Why – Exit Strategy
Every business owner WILL exit their business at some point in time. A well-thought-out business strategy includes planning with the end-in-mind; that is, an exit strategy. Your overall strategic plan encompasses setting long term goals and maximizing value so you can reap the benefits of your success.
It’s about knowing your exit options and having control over HOW you exit and maximizing the value realized WHEN you exit. And it’s not just business – it’s personal. Planning for “life after exit” is equally important – from retirement income needs to hobbies and travel plans to wills and estate planning.
Act One: Setting the Stage
Start With The End In Mind
With all the excitement of starting a new venture, business owners are rarely thinking about a plan to exit. After all, they just put the keys in the door. And yet, this is the best time to think about the future, especially when there is more than one owner.
A buy/sell agreement is a good place to start. It sets parameters for establishing value and preserves continuity when an owner wants to exit for any reason. It helps avoid surprises.
Build A Profitable Business Model
A successful (and profitable) business has a clear strategy for success. Customer segments have been identified and the company’s value proposition fulfills a need in the marketplace. Strong customer relationships exist.
There is a sustainable competitive advantage. Revenue streams, cost structure, key activities, key partners, and key resources have been clearly defined.
Capturing key processes that support your business model on paper help ensure the continuation of your business. Identifying areas for improved efficiency can improve the bottom line. Building redundancy ensures that if a process is disrupted, the business will continue to operate. Identifying critical points of failure and establishing contingency plans provides staying power in the event of a disruption.
Business continuity planning is often referenced in discussions about disaster preparedness for events like hurricanes or tornadoes. Documenting processes is equally important for developing an exit strategy as it ensures transferability of the company’s intellectual capital that will exist beyond the exit of the owner.
Act Two: The Plot Thickens
Capture the opportunities available for your company in the next two to five years in a written growth plan. What additional markets could you pursue? What additional products or services could we offer to our existing customers? What segments of your current market offer the most growth potential?

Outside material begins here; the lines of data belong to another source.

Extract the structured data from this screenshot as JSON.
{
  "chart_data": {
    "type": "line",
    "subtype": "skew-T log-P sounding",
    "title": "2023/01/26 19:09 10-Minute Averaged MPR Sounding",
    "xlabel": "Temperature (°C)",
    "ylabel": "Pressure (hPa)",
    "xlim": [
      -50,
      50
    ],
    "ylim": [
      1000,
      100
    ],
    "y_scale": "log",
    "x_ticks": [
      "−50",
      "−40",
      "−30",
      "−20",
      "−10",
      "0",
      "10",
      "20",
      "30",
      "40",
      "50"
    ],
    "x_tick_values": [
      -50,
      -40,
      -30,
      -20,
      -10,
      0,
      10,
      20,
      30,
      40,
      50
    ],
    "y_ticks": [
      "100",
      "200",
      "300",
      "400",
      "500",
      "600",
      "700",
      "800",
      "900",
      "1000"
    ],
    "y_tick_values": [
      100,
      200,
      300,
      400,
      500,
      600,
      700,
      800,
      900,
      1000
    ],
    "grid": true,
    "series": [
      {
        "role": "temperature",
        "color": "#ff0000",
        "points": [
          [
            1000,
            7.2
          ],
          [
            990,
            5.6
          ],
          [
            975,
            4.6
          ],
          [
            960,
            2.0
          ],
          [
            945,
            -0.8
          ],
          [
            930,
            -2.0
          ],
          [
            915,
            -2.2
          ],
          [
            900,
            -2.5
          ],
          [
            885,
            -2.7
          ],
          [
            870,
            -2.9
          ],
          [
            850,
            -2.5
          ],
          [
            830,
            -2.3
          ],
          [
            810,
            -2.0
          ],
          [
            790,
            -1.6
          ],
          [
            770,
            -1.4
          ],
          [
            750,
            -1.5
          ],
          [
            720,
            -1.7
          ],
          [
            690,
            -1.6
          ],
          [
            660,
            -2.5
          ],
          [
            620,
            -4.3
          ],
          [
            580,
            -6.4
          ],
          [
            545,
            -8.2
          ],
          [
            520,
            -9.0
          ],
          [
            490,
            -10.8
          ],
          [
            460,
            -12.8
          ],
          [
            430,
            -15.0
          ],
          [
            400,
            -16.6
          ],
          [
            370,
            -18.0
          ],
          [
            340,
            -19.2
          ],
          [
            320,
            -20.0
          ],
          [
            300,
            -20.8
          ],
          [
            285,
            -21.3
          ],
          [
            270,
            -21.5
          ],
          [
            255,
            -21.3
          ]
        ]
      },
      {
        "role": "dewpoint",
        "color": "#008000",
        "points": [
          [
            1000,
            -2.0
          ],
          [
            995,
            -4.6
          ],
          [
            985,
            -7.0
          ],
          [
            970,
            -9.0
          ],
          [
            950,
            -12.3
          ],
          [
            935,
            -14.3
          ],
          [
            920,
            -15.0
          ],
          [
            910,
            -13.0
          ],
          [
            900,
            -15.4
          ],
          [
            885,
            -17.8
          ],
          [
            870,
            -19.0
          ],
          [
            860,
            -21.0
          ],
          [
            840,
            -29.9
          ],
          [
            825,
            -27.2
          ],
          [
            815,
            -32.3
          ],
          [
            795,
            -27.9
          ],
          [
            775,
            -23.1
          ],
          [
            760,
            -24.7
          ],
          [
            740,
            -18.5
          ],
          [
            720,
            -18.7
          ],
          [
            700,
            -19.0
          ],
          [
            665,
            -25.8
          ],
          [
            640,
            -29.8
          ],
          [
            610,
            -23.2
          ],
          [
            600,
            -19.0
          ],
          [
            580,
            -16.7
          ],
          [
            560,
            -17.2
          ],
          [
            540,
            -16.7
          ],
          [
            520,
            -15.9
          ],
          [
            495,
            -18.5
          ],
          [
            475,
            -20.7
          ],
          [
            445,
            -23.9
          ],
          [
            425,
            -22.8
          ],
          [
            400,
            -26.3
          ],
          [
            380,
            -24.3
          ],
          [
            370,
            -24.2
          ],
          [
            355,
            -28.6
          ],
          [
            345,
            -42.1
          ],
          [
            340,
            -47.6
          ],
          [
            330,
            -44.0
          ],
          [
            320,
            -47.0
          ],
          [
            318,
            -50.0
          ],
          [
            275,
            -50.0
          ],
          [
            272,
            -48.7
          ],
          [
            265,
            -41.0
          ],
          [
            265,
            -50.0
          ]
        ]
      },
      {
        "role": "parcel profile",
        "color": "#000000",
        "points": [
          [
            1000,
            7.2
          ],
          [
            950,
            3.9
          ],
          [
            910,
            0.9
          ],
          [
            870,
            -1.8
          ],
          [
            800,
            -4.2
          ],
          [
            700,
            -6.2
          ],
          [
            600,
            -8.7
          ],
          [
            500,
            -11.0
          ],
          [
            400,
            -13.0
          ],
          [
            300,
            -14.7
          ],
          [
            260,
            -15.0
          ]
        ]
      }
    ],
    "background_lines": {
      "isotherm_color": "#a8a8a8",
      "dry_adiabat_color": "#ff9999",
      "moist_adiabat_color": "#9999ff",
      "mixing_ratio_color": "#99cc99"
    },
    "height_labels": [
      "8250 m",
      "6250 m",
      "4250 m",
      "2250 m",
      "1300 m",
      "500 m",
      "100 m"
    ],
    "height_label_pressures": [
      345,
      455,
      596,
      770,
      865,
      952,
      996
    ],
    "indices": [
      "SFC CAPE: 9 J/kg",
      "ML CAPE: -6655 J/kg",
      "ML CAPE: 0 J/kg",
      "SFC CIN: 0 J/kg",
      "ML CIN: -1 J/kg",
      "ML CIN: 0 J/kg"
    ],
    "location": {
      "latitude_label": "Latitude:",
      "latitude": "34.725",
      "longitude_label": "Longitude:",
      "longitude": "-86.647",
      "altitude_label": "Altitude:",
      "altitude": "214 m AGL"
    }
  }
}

Where are the best margins in your customer base and product set? Have you explored opportunities to export your products or services to international markets? Are there opportunities for strategic alliances or cross marketing agreements?
Every business should have an ongoing succession planning program to ensure the organization’s performance in the event of planned and unexpected personnel needs.
These programs typically include accurate job definitions, performance assessments, talent projections, well defined organization roles, etc. – all in line with the company’s strategic and business plans. Recruiting talent is expensive to do. As with a sports team, replacing performers is critical.
As you embark on the process to exit your business, it is especially important to have management and leadership talent ready to step in. One of the first questions you should ask is, “is adequate management/leadership in place … that is, can I be replaced? In fact, the failure to do this will negatively affect company value. Part of the overall exit plan will be a specific succession plan for management.
It will include a review of your duties and skills. Next the aptitude, experience, and qualifications of current management is reviewed. Then depending on needs, a professional development program is initiated.
Finally, if outside hiring is called for, a recruitment program is included in the exit plan.
Act Three: The Story Is Told
The Next Act – your life after business. What happens after you complete the process of selling your business? Will you regret the fact that you have “exited?”
A survey by Price Waterhouse showed that close to 75% of owners who sold their business regretted the decision to exit. The dominant reason for this attitude involved personal issues. It is a fact that most selling owners don’t have any idea what they will be doing when they walk away from their business. After all, most of them have devoted an entire career (and countless hours of work) to building, and nurturing it.
A small business typically consumes its owner(s) as personal matters often take a back seat to those of the company. If you are a successful entrepreneur and/or small business owner you probably possess common traits and behaviors that have contributed to that success. – Committed, demanding, motivated, action oriented, visionary, controlling, … and others. But a planner in your personal life, not likely.
The obvious conclusion is to incorporate personal planning in your overall master plan that guides your transition from your business. This may not be as easy as it sounds. It requires discipline and the ability to be realistic about your life outside of work.
It requires you to step back and look at your personal likes/dislikes, aspirations, quality relationships, hobbies, and what it will take to live a fulfilling life. You will have more time now. The urgent priorities of operating a business will go away, and the time will be filled with something you choose. So prepare yourself for that time and make wise choices.